Not only can people be profiled by their speech patterns, but they can also be assessed by the sound of their voices – which, according to some researchers, is unique and can reveal their feelings, personalities and even their physical characteristics.

Flaws in targeted advertising

Top marketing executives I interviewed said that they expect their customer interactions to include voice profiling within a decade or so.

Part of what attracts them to this new technology is a belief that the current digital system of creating unique customer profiles – and then targeting them with personalized messages, offers and ads – has major drawbacks.

A simmering worry among internet advertisers, one that burst into the open during the 2010s, is that customer data often isn’t up to date, profiles may be based on multiple users of a device, names can be confused and people lie.

Advertisers are also uneasy about ad blocking and click fraud, which happens when a site or app uses bots or low-paid workers to click on ads placed there so that the advertisers have to pay up.

These are all barriers to understanding individual shoppers.

Voice analysis, on the other hand, is seen as a solution that makes it nearly impossible for people to hide their feelings or evade their identities.

Building out the infrastructure

Most of the activity in voice profiling is happening in customer support centers, which are largely out of the public eye.

But there are also hundreds of millions of Amazon Echoes, Google Nests and other smart speakers out there. Smartphones also contain such technology.

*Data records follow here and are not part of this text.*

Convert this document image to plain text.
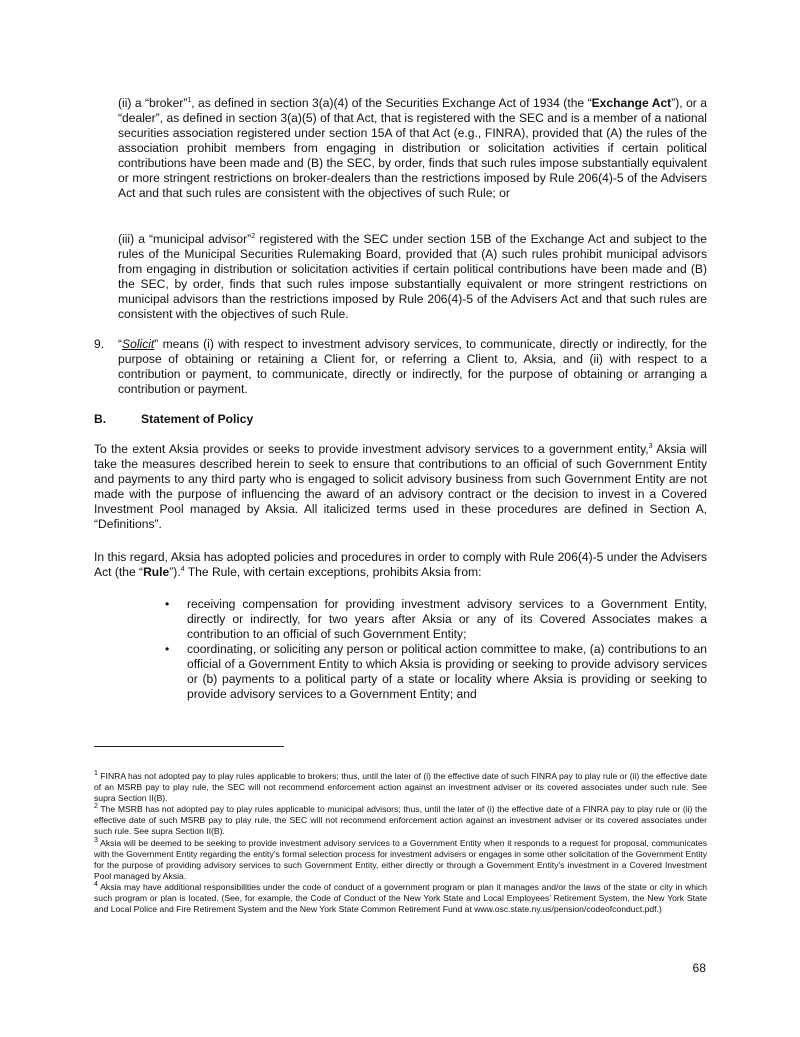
(ii) a “broker”$^1$, as defined in section 3(a)(4) of the Securities Exchange Act of 1934 (the “Exchange Act”), or a “dealer”, as defined in section 3(a)(5) of that Act, that is registered with the SEC and is a member of a national securities association registered under section 15A of that Act (e.g., FINRA), provided that (A) the rules of the association prohibit members from engaging in distribution or solicitation activities if certain political contributions have been made and (B) the SEC, by order, finds that such rules impose substantially equivalent or more stringent restrictions on broker-dealers than the restrictions imposed by Rule 206(4)-5 of the Advisers Act and that such rules are consistent with the objectives of such Rule; or

(iii) a “municipal advisor”$^2$ registered with the SEC under section 15B of the Exchange Act and subject to the rules of the Municipal Securities Rulemaking Board, provided that (A) such rules prohibit municipal advisors from engaging in distribution or solicitation activities if certain political contributions have been made and (B) the SEC, by order, finds that such rules impose substantially equivalent or more stringent restrictions on municipal advisors than the restrictions imposed by Rule 206(4)-5 of the Advisers Act and that such rules are consistent with the objectives of such Rule.

9. “Solicit” means (i) with respect to investment advisory services, to communicate, directly or indirectly, for the purpose of obtaining or retaining a Client for, or referring a Client to, Aksia, and (ii) with respect to a contribution or payment, to communicate, directly or indirectly, for the purpose of obtaining or arranging a contribution or payment.

B.	Statement of Policy

To the extent Aksia provides or seeks to provide investment advisory services to a government entity,$^3$ Aksia will take the measures described herein to seek to ensure that contributions to an official of such Government Entity and payments to any third party who is engaged to solicit advisory business from such Government Entity are not made with the purpose of influencing the award of an advisory contract or the decision to invest in a Covered Investment Pool managed by Aksia. All italicized terms used in these procedures are defined in Section A, “Definitions”.

In this regard, Aksia has adopted policies and procedures in order to comply with Rule 206(4)-5 under the Advisers Act (the “Rule”).$^4$ The Rule, with certain exceptions, prohibits Aksia from:

• receiving compensation for providing investment advisory services to a Government Entity, directly or indirectly, for two years after Aksia or any of its Covered Associates makes a contribution to an official of such Government Entity;
• coordinating, or soliciting any person or political action committee to make, (a) contributions to an official of a Government Entity to which Aksia is providing or seeking to provide advisory services or (b) payments to a political party of a state or locality where Aksia is providing or seeking to provide advisory services to a Government Entity; and

$^1$ FINRA has not adopted pay to play rules applicable to brokers; thus, until the later of (i) the effective date of such FINRA pay to play rule or (ii) the effective date of an MSRB pay to play rule, the SEC will not recommend enforcement action against an investment adviser or its covered associates under such rule. See supra Section II(B).

$^2$ The MSRB has not adopted pay to play rules applicable to municipal advisors; thus, until the later of (i) the effective date of a FINRA pay to play rule or (ii) the effective date of such MSRB pay to play rule, the SEC will not recommend enforcement action against an investment adviser or its covered associates under such rule. See supra Section II(B).

$^3$ Aksia will be deemed to be seeking to provide investment advisory services to a Government Entity when it responds to a request for proposal, communicates with the Government Entity regarding the entity’s formal selection process for investment advisers or engages in some other solicitation of the Government Entity for the purpose of providing advisory services to such Government Entity, either directly or through a Government Entity’s investment in a Covered Investment Pool managed by Aksia.

$^4$ Aksia may have additional responsibilities under the code of conduct of a government program or plan it manages and/or the laws of the state or city in which such program or plan is located. (See, for example, the Code of Conduct of the New York State and Local Employees’ Retirement System, the New York State and Local Police and Fire Retirement System and the New York State Common Retirement Fund at www.osc.state.ny.us/pension/codeofconduct.pdf.)

68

All are listening and capturing people’s individual voices. They respond to your requests. But the assistants are also tied to advanced machine learning and deep neural network programs that analyze what you say and how you say it

Call centers can use AI-assisted voice technology to determine whether to upsell certain customers. Ralf Hiemisch via Getty Images

Amazon and Google – the leading purveyors of smart speakers outside China – appear to be doing little voice analysis on those devices beyond recognizing and responding to individual owners. Perhaps they fear that pushing the technology too far will, at this point, lead to bad publicity.

Nevertheless, the user agreements of Amazon and Google – as well as Pandora, Bank of America and other companies that people access routinely via phone apps – give them the right to use their digital assistants to understand you by the way you sound. Amazon’s most public application of voice profiling so far is its Halo wristband, which claims to know the emotions you’re conveying when you talk to relatives, friends and employers.

The company assures customers it doesn’t use Halo data for its own purposes. But it’s clearly a proof of concept – and a nod toward the future.

Patents point to the future

The patents from these tech companies offer a vision of what’s coming.

In one Amazon patent, a device with the Alexa assistant picks up a woman’s speech irregularities that imply a cold through using “an analysis of pitch, pulse, voicing, jittering, and/or harmonicity of a user’s voice, as determined from processing the voice data.” From that conclusion, Alexa asks if the woman wants a recipe for chicken soup. When she says no, it offers to sell her cough drops with one-hour delivery.

An Amazon patent depicts a device picking up a woman’s cough – and then asking if she wants a recipe for chicken soup. Google Patents

Another Amazon patent suggests an app to help a store salesperson decipher a shopper’s voice to plumb unconscious reactions to products. The contention is that how people sound allegedly does a better job indicating what people like than their words.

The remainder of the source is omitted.